The first thing you notice is the texture of the work. If you get close to the larger paintings, you can see that he didn't just brush on the paint. He used a technique of scratching into the surface and layering the pigment so thickly that it looks more like relief carving than a flat painting. The subjects are mostly taken from the bible or Greek mythology. You will see The Daughters of Thespius, which is an enormous canvas featuring fifty different women, and his various versions of Salome. A lot of these works were left unfinished when he died, so you can see his charcoal outlines and the way he blocked in the light before he ever started with the oils.

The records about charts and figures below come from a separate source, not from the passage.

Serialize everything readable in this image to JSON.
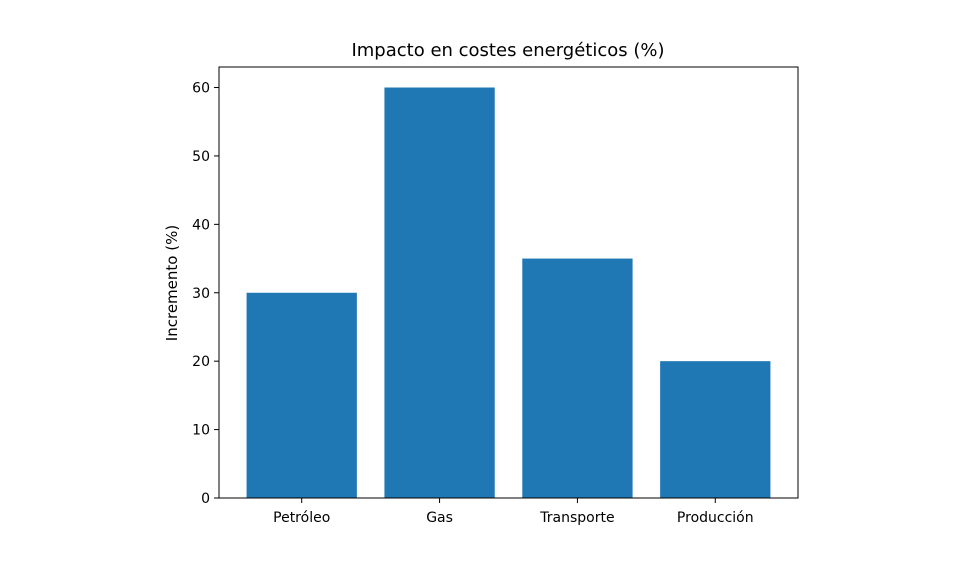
{
  "chart_data": {
    "type": "bar",
    "title": "Impacto en costes energéticos (%)",
    "xlabel": "",
    "ylabel": "Incremento (%)",
    "categories": [
      "Petróleo",
      "Gas",
      "Transporte",
      "Producción"
    ],
    "values": [
      30,
      60,
      35,
      20
    ],
    "ylim": [
      0,
      63
    ],
    "yticks": [
      0,
      10,
      20,
      30,
      40,
      50,
      60
    ],
    "bar_color": "#1f77b4",
    "grid": false,
    "legend": "none"
  }
}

Musee Gustave Moreau - Michael Adair
The Spiral Staircase
The reason everyone comes here is the staircase. It was designed by Albert Lafon in 1895, and it’s a masterclass in solving an architectural problem with style. Moreau needed to connect the two floors of his studio, but he didn't want to lose a single inch of wall space for his paintings. The solution was this massive, twin-flight spiral that seems to hang in the air at the back of the room.
Technically, it’s a bit of a marvel. It’s entirely self-supporting as there is no central pillar holding it up. Instead, it relies on the strength of the outer iron stringers and the way the landings are anchored into the walls. It gives the whole thing a skeletal, weightless look that shouldn't work for something made of heavy cast iron.

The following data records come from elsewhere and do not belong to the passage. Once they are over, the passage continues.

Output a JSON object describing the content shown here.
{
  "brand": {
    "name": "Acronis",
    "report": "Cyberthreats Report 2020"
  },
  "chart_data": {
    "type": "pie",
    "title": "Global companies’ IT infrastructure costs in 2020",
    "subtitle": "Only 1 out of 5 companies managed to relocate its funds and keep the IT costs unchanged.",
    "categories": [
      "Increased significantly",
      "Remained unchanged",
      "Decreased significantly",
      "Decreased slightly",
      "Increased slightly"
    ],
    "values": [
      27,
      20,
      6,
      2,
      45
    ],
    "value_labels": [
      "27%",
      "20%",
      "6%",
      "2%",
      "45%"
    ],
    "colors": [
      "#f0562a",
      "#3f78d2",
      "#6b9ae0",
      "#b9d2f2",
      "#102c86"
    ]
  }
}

If you look at it from underneath, you can see the detail in the scrollwork. It’s painted a dull, dark grey-green that stands out against the deep red of the walls. It’s functional, obviously, but it’s also the only way to get high enough to actually see the top rows of the canvases on the third floor.

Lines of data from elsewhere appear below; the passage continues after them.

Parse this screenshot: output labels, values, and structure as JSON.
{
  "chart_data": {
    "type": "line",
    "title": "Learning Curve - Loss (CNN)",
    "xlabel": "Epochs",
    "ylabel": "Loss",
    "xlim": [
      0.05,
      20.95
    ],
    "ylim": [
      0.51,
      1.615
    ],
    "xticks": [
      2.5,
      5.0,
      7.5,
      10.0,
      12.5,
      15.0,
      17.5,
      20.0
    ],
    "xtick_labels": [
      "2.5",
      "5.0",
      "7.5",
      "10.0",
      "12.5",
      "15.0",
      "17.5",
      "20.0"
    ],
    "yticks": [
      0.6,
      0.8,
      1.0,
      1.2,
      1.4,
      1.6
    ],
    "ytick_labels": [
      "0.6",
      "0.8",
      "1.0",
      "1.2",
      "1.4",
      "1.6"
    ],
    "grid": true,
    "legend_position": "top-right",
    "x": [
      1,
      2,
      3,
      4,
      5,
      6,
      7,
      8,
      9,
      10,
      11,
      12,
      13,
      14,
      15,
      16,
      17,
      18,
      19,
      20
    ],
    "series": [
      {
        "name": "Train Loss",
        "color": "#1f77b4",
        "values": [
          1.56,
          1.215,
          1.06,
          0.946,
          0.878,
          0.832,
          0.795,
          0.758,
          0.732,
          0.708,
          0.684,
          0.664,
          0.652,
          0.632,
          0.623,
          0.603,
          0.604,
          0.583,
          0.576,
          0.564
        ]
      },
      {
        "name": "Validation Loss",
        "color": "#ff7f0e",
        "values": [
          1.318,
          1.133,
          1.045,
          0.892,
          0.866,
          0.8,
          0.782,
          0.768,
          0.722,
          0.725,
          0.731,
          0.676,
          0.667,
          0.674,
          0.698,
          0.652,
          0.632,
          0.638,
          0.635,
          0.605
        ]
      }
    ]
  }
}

For a house built in the 1850s, dropping a massive iron coil like this into the middle of it was a huge structural risk, but it’s the only thing in the house that feels as modern as Moreau’s paintings.
Musee Gustave Moreau - Michael Adair
The Pivoting Cabinets
Along the walls, tucked under the larger paintings, are rows of wooden cabinets. These are actually pivoting display panels that Moreau designed himself. Because he had over 4,000 drawings and watercolours that wouldn't fit on the walls, he put them into these heavy frames that you can pull out like the pages of a giant book.
It is a very tactile part of the museum. You have to physically move the panels to see the work. Inside, you find his anatomical studies, sketches of hands, and the small watercolour "blueprints" for the massive oils hanging above you. There is a specific smell of old wood and paper in this corner of the room, and the sound of the frames clicking back into place is the only thing you hear in the studio.
Practical Information
The Walk: It is a bit of a climb from the Saint-Georges or Trinité metro stations. Once you are inside, there is no lift, and the stairs are steep and narrow. If you have mobility issues, this is a difficult building to navigate.
The Light: The upper studios have enormous windows. If you go on a bright day, the light is perfect for photography, but the heat can become quite intense under the glass. Conversely, on a grey Paris afternoon, the deep red walls of the lower floors can feel very dark, so bring a camera that handles low light well.
Tickets: The museum is located at 14 Rue de la Rochefoucauld. You can buy tickets at the door, but it is a small space and it can get crowded with art students. It’s best to arrive right at 10:00 AM if you want to see the studios before the crowds arrive.